NATIVE SPECIES GET NEW DIGS AT THE MARYLAND ZOO

BALTIMORE, MD – The Maryland Zoo in Baltimore is pleased to announce the opening of the newly renovated Meadow habitat in the Maryland Wilderness area.

Courtesy Photo

            Home to a dozen Eastern box turtles and an Eastern milksnake the area now features new native Maryland species: broad-head skink, American toads, and the critically endangered bog turtle.

            “Being able to highlight more of our native species is great for the Zoo and our guests, and gives us the opportunity to talk about the collaborative work we do with Maryland Department of Natural Resources,” said Kevin Barrett, reptile & amphibian collection & conservation manager at the Zoo.

            The Meadow habitat is located between the Tree Slide and the Farmyard. Visitors can view Eastern box turtles from both above and below ground. An underground passageway leads visitors to pop-up viewing bubbles that offer a unique perspective of box turtles from the ground level. In the tunnel, the two original exhibits have expanded to three brand new habitats, currently exhibiting four Maryland native species. Guests will be able to see the Eastern milksnake, broad-head skink, American toads, and bog turtles, one of the 25 most endangered turtle species in the world.

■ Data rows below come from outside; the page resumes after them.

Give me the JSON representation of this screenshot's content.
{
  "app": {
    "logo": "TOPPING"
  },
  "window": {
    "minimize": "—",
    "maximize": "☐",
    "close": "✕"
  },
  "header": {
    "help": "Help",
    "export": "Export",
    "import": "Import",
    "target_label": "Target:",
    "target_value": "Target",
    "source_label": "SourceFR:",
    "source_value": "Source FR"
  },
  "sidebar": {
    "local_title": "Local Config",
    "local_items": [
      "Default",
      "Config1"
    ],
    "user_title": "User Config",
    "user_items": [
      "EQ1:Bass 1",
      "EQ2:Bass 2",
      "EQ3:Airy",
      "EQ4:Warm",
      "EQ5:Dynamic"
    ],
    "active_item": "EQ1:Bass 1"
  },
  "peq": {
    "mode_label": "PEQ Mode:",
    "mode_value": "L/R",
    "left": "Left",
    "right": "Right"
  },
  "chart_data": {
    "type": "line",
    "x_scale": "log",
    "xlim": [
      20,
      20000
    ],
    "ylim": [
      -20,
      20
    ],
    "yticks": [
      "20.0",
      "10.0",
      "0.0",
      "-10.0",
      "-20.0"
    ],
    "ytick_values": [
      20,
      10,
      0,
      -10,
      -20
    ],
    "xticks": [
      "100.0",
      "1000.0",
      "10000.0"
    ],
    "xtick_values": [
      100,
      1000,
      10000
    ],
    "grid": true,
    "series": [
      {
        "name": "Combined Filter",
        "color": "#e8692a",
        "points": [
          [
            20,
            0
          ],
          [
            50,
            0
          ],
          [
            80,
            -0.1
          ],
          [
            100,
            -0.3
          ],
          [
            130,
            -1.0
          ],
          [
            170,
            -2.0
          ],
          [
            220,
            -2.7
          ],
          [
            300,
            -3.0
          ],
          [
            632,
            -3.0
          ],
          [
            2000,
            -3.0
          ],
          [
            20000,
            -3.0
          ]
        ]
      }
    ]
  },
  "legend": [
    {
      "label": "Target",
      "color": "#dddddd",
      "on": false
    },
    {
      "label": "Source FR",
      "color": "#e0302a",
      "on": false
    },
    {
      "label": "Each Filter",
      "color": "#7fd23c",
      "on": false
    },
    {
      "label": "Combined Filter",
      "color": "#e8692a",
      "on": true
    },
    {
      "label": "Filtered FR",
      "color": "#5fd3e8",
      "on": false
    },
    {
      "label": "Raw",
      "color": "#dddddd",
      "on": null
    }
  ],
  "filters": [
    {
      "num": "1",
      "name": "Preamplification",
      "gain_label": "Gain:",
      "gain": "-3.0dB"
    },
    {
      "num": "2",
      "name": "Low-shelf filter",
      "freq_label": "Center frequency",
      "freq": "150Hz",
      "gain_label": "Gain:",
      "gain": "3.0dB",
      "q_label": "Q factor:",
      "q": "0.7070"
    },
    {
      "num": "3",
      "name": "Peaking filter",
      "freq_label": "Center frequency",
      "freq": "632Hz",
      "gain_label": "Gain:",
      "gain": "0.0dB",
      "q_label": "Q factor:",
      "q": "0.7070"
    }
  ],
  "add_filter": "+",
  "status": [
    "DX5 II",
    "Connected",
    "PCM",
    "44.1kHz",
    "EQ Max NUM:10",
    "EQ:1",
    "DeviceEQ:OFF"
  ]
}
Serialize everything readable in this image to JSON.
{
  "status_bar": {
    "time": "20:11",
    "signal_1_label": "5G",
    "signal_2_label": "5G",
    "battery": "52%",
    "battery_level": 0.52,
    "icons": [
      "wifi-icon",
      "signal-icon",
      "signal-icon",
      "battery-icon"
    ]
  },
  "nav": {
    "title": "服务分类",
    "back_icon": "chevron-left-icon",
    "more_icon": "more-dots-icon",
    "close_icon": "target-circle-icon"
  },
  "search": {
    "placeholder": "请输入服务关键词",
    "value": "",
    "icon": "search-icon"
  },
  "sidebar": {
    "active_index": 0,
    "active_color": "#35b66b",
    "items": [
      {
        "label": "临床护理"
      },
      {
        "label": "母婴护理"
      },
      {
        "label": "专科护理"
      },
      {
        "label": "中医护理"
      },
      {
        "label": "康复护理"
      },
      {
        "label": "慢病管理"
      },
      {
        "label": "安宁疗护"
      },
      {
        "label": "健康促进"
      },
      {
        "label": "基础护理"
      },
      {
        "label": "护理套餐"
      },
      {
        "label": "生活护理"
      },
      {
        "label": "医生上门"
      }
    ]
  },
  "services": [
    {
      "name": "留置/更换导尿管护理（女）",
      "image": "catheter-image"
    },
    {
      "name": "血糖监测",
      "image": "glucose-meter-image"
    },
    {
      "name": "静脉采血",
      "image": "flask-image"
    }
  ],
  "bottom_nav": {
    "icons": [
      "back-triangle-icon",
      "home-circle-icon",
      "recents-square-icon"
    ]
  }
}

The tunnel itself has dirt-like walls with fossil and root system details to add to the feeling of being in the burrows of the native species.  In addition to the new habitats, the work has also significantly improved the guest signage and lighting in the area.

             The Meadow renovation was funded by the State of Maryland and cost approximately $300,000. The work was completed by Total Habitat, an exhibit and design fabrication firm from Kansas City, Kansas. Total Habitat previously worked with the Zoo on renovations to both the Marsh and African Aviaries.